Literarische Aufarbeitung
Der Großteil der zur diesjährigen Buchmesse Frankfurt am Main veröffentlichten argentinischen Neuerscheinungen dreht sich um das Thema
Militärdiktatur
Von Johannes Schulten *
Die Präsenz des Ehrengastes Argentinien auf der diesjährigen Frankfurter
Buchmesse steht ganz im Zeichen der Aufarbeitung der jüngsten
Militärdiktatur (1976 bis 1983). Zwar wird es auch zahlreiche
Veröffentlichungen zu den traditionellen argentinischen
»Literaturmarken« Tango, Fußball und Jose Luis Borge (1899-1986) geben.
Der Großteil der herausgegebenen, neu aufgelegten oder erstmalig
übersetzten Titel dreht sich jedoch auf die eine oder andere Weise um
die Jahre des argentinischen Terrors. Das Spektrum der verschiedenen
Blickwinkel auf die eigene Geschichte umfaßt dabei Neuauflagen von
Werken »Verschwundener Autoren«, über autobiografische Texte junger
Schriftsteller, die unter falschem Namen in fremden Familien aufwuchsen,
während ihre Eltern von den Schergen der Generäle ermordet wurden, bis
hin zu politischen Betrachtungen. Im Zentrum stehen jedoch Vertreter der
sogenannten Generation wie Nestór Kohan oder Laura Alcoba, die sich in
ihren neuen Werken eher abstrakt mit der Diktatur auseinandersetzen.
Erinnerung wird honoriert
Daß bei einer solchen Schwerpunktsetzung zwangsläufig Autoren weniger
Beachtung finden, die sich nicht mit der Vergangenheit beschäftigten,
ist zwar bedauerlich, aber durchaus verkraftbar. Ohnehin wird in
Argentinien bald dreißig Jahre nach dem Abgang der Generäle mehr denn je
über die Diktatur geschrieben - was nicht zuletzt damit zusammenhängt,
daß erstmals ein gesellschaftliches Klima existiert, welches die
Erinnerung in der Literatur honoriert. So mußten Autoren wie die zu
recht weltweit gefeierte Elsa Osorio ihren Verschwundenen-Roman »Mein
Name ist Luz« vor einigen Jahren noch in Spanien herausbringen, weil
sich in Argentinien kein Verlag dem Thema annehmen wollte. Heute
veröffentlicht sie in den angesehensten Verlagshäusern des Landes.

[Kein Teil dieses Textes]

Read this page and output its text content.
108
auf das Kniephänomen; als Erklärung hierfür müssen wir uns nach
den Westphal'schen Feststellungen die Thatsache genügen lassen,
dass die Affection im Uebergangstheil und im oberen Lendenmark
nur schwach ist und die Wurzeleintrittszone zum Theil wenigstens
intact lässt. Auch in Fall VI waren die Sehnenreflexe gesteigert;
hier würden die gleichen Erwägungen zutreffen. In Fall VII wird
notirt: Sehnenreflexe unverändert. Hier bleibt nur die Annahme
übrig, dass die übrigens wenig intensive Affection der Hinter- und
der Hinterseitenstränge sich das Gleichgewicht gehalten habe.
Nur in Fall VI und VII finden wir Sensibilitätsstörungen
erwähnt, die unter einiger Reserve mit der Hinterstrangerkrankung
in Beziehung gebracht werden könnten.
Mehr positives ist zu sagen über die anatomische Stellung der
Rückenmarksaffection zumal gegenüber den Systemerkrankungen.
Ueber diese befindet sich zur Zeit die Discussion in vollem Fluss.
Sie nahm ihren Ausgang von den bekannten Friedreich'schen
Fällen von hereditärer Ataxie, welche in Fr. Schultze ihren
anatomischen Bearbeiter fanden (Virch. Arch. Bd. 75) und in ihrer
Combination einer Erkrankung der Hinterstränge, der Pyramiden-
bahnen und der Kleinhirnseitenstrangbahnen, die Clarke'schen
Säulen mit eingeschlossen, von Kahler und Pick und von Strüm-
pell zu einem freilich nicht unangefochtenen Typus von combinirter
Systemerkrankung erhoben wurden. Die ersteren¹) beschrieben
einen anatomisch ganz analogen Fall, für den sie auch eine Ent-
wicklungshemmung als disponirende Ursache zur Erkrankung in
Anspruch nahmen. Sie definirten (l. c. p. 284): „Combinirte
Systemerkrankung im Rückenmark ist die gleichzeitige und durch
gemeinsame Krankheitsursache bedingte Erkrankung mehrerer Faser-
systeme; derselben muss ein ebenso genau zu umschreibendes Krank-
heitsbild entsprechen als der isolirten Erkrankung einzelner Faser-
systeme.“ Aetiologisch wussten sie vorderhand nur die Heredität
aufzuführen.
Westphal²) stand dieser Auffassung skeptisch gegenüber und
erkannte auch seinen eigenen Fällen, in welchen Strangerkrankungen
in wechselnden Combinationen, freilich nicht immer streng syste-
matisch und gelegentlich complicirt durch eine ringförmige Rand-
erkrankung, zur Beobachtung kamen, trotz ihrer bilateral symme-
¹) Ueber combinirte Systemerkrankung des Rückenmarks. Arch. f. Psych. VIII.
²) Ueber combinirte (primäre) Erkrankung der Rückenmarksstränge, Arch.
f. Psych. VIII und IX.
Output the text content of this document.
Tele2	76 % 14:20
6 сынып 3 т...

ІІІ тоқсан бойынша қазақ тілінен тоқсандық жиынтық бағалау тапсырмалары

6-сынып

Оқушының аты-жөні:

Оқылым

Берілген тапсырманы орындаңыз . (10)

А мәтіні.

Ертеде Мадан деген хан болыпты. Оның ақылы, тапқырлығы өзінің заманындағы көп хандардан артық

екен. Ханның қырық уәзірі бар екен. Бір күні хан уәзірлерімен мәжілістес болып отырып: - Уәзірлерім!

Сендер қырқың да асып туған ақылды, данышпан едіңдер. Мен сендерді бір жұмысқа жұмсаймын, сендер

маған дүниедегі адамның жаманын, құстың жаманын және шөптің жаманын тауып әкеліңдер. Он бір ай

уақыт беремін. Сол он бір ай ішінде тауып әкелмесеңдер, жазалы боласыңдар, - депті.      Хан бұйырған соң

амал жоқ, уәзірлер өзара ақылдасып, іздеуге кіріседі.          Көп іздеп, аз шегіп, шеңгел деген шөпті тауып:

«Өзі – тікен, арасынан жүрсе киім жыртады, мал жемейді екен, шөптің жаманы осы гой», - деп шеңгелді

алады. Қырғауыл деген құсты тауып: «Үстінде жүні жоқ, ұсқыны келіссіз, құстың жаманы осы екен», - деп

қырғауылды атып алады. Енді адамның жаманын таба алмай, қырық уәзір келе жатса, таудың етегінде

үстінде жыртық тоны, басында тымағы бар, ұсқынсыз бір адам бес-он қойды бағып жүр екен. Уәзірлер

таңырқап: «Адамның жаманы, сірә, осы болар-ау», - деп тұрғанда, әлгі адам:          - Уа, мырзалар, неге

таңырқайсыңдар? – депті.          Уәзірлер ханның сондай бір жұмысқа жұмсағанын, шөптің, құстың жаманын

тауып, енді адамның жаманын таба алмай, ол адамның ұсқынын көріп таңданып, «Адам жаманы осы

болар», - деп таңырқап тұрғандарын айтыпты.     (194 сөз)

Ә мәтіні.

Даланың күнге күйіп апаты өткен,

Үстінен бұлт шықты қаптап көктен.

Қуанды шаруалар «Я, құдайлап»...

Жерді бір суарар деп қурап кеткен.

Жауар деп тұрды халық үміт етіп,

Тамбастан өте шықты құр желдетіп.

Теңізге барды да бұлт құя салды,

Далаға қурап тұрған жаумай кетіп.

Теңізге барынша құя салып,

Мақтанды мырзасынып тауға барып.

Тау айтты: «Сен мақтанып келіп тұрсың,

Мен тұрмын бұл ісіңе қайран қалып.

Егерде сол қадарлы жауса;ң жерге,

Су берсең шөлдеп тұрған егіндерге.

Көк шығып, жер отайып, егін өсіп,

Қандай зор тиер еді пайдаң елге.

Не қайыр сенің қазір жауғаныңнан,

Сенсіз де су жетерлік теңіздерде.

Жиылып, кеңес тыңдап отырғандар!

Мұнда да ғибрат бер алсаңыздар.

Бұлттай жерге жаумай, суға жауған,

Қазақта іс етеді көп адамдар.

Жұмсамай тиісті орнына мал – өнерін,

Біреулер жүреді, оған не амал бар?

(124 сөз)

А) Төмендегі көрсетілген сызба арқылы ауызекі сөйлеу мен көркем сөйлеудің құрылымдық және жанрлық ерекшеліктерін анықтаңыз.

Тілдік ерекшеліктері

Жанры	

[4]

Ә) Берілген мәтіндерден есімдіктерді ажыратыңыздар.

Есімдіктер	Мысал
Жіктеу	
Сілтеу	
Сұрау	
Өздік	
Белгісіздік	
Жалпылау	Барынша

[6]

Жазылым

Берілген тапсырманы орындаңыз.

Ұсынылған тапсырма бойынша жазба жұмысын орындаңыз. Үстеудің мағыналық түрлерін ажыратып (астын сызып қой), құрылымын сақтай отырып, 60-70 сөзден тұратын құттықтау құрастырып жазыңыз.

Der Grund für diese Entwicklung liegt nicht zuletzt in dem durch den
ehemaligen Präsidenten Néstor Kirchner vorangetriebenen Bruch mit der
bisherigen Menschenrechtspolitik. Seit sich dieser bei seiner
Antrittsrede vor den Streitkräften weigerte, unter einem Porträt des
Junta-Generals Jorge Rafael Videla zu sprechen, hat Argentinien eine
nicht nur für lateinamerikanische Verhältnisse bemerkenswerte
Aufarbeitung der Verbrechen der jüngsten Geschichte in Gang gesetzt.
Exgeneräle verurteilt
In zahlreichen Prozessen wurden führende Exgeneräle verurteilt.
Opferorganisationen wie die Großmütter der Plaza de Mayo genießen heute
den Status von Nationalhelden und besuchten die argentinische
Fußballnationalmannschaft in Südafrika. In den 90er Jahren wurden noch
Anschläge auf ihre Einrichtungen der Großmütter verübt.
Mit ihrer Anklage gegen das Management der großen Medienmultis Clárin
und La Nación unternimmt die aktuelle Regierung um Cristína Fernández de
Kirchner erstmals den Versuch, auch die ökonomischen Profiteure der
Diktatur zu belangen.
* Aus: junge Welt, 6. Oktober 2010
»Verschwundene«
Fotoausstellung findet doch statt
Nach einigem Hin- und Her soll die Ausstellung mit Gustavo Germanos
Fotografien von während der argentinischen Militärdiktatur
verschwundenen Menschen nun doch während der Frankfurter Buchmesse
gezeigt werden. Ein Sprecher des Gastlandes hatte Ende der Woche
mitgeteilt, die Schau mit dem Titel »Ausencias« (Abwesenheiten) wie
ursprünglich geplant in der Paulskirche zu zeigen. »Vermutlich wird sie
ab Ende der kommenden Woche zu sehen sein«, hieß es.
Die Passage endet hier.